1. Infertility Diagnosis: The definition of infertility typically involves the inability to conceive after one year of unprotected intercourse. However, since you have previously conceived, it is not accurate to label you as infertile outright. Your history of pregnancy indicates that conception is possible, but various factors may be hindering your current attempts. The irregularities in your menstrual cycle, such as delayed periods and the presence of brown spotting, suggest potential hormonal imbalances or underlying conditions that may need to be addressed.
2. Hormonal Factors: Your experience with antidepressants and the subsequent irregularities in your menstrual cycle could indicate that hormonal fluctuations are at play. Antidepressants can affect hormonal levels, potentially leading to changes in menstrual patterns. It is essential to consult with your healthcare provider about these effects and consider a thorough hormonal evaluation to assess levels of estrogen, progesterone, and other relevant hormones.
3. Role of Traditional Chinese Medicine: TCM can offer valuable insights and treatments for infertility. TCM practitioners often focus on restoring balance within the body, improving blood flow to the reproductive organs, and enhancing overall health. Herbal remedies, acupuncture, and dietary adjustments are commonly employed to support reproductive health.
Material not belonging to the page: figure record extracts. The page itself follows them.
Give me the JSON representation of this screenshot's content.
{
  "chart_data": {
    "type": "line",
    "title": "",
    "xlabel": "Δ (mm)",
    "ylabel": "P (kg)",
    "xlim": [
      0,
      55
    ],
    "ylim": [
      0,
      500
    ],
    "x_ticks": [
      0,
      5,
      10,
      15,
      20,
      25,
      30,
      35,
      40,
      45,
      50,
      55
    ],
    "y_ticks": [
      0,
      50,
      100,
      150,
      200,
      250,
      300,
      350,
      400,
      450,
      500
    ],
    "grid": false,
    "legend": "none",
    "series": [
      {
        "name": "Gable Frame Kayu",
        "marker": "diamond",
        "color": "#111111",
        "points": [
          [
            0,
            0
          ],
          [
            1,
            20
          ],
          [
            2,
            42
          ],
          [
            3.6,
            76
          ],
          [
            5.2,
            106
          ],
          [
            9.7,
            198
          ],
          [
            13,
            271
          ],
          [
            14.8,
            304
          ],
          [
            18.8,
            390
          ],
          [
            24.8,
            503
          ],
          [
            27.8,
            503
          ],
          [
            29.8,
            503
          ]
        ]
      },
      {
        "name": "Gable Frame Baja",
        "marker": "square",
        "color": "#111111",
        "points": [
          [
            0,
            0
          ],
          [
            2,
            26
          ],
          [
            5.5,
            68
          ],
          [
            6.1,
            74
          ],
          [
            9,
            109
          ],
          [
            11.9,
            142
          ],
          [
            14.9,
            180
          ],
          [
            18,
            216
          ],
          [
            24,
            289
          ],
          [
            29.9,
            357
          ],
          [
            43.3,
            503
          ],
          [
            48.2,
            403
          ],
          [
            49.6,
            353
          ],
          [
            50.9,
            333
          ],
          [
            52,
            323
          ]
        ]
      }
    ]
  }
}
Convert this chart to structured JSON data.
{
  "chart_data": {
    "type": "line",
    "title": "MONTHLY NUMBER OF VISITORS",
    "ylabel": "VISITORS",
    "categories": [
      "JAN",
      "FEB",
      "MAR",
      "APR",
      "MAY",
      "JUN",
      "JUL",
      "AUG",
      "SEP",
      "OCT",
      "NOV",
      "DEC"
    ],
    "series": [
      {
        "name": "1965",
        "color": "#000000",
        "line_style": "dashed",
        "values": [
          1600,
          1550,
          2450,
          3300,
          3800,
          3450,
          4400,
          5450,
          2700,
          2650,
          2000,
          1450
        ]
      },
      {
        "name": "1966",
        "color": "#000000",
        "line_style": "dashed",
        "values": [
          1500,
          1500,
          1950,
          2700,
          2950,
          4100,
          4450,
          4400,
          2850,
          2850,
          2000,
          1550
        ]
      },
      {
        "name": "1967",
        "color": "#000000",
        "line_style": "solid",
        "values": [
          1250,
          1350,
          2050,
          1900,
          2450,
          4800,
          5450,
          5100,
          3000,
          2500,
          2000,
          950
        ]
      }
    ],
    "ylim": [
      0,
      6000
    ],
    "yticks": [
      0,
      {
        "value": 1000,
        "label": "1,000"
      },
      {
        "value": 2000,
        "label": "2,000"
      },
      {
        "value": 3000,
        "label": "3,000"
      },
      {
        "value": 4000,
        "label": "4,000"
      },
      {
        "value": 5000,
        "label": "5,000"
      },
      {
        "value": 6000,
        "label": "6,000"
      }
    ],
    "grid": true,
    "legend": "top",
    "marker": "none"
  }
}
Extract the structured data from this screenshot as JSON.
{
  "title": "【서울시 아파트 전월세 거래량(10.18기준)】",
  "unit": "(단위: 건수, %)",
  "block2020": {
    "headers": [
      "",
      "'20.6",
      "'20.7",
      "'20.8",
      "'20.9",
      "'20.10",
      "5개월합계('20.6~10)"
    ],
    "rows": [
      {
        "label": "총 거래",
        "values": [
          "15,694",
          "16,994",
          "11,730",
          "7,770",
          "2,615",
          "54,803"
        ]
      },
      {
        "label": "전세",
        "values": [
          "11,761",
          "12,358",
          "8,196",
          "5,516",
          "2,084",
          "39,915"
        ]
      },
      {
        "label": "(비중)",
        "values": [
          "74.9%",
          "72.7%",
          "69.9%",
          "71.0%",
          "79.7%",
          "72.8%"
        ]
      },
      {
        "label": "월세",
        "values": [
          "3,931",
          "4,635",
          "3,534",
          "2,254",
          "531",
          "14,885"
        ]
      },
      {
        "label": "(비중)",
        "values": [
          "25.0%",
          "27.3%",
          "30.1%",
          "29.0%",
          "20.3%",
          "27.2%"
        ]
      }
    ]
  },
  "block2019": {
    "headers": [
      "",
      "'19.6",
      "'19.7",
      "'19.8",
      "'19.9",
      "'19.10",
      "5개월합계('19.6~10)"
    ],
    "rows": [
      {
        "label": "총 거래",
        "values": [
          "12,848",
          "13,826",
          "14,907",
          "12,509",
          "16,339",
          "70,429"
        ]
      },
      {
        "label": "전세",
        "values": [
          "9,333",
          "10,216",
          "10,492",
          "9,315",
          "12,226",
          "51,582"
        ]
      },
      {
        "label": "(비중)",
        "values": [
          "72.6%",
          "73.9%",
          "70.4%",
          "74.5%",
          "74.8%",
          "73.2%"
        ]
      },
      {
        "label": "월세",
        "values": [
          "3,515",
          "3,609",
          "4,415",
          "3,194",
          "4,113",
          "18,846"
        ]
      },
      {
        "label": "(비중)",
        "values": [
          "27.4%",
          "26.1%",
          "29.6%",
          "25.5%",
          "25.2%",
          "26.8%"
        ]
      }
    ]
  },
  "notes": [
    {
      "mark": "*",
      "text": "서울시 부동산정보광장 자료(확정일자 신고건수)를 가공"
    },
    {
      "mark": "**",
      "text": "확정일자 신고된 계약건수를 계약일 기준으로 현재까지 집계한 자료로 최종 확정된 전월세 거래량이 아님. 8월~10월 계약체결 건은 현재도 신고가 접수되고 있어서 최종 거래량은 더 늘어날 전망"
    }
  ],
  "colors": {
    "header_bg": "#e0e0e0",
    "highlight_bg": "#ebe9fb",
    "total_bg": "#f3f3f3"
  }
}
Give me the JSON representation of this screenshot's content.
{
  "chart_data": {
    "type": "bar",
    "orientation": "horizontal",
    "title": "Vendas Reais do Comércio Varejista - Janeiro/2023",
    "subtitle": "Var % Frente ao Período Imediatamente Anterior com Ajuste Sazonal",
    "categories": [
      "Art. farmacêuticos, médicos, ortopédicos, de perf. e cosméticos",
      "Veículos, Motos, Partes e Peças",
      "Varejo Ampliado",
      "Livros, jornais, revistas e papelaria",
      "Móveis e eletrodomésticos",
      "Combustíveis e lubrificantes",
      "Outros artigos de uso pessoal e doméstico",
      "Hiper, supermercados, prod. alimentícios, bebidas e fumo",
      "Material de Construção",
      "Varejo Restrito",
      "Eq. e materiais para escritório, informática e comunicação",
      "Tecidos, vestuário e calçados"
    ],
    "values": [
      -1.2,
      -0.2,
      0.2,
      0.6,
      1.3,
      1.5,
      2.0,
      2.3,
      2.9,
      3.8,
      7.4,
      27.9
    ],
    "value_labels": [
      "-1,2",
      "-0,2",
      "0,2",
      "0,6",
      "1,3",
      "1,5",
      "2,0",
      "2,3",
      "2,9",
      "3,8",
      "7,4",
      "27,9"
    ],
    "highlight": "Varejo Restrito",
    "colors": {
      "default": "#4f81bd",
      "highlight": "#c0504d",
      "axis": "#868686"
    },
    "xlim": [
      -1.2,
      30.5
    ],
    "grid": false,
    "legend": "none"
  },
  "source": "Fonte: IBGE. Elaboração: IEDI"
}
For instance, herbs that nourish the blood and regulate the menstrual cycle may be beneficial. However, it is crucial to work with a qualified TCM practitioner who can tailor treatments to your specific needs.
4. Lifestyle Factors: Your weight and stress levels can significantly impact fertility. A body mass index (BMI) that is too low can disrupt hormonal balance and ovulation. It is advisable to maintain a healthy weight through a balanced diet and regular exercise. Additionally, managing stress through mindfulness practices, yoga, or counseling can improve your overall well-being and potentially enhance fertility.
5. Partner's Health: Your husband's semen analysis indicates some areas of concern, such as sperm motility and morphology. These factors can affect fertility, and addressing them may improve your chances of conception. Lifestyle changes, such as a healthy diet, regular exercise, and avoiding substances like tobacco and excessive alcohol, can enhance sperm quality. Consulting a urologist or a fertility specialist for further evaluation and potential treatment options is also recommended.
6. Collaborative Approach: The integration of Western and TCM approaches can be beneficial. While Western medicine may focus on hormonal treatments and assisted reproductive technologies (ART) like in vitro fertilization (IVF), TCM can complement these treatments by improving overall health and addressing underlying imbalances. It is essential to communicate openly with both your Western and TCM practitioners to ensure that all treatments are coordinated and safe.
7. Next Steps: Given your current situation, it would be prudent to continue monitoring your menstrual cycle and hormonal levels. If you are considering ART, such as IVF, it is essential to prepare your body through both Western and TCM methods. Regular follow-ups with your healthcare providers will help track progress and make necessary adjustments to your treatment plan.
In conclusion, while the path to conception can be challenging, a holistic approach that combines the strengths of both Western and Traditional Chinese Medicine may enhance your chances of achieving a successful pregnancy. Focus on maintaining a healthy lifestyle, addressing any hormonal imbalances, and seeking support from qualified practitioners in both fields. Your journey may require patience and persistence, but with the right support and treatment, there is hope for a positive outcome.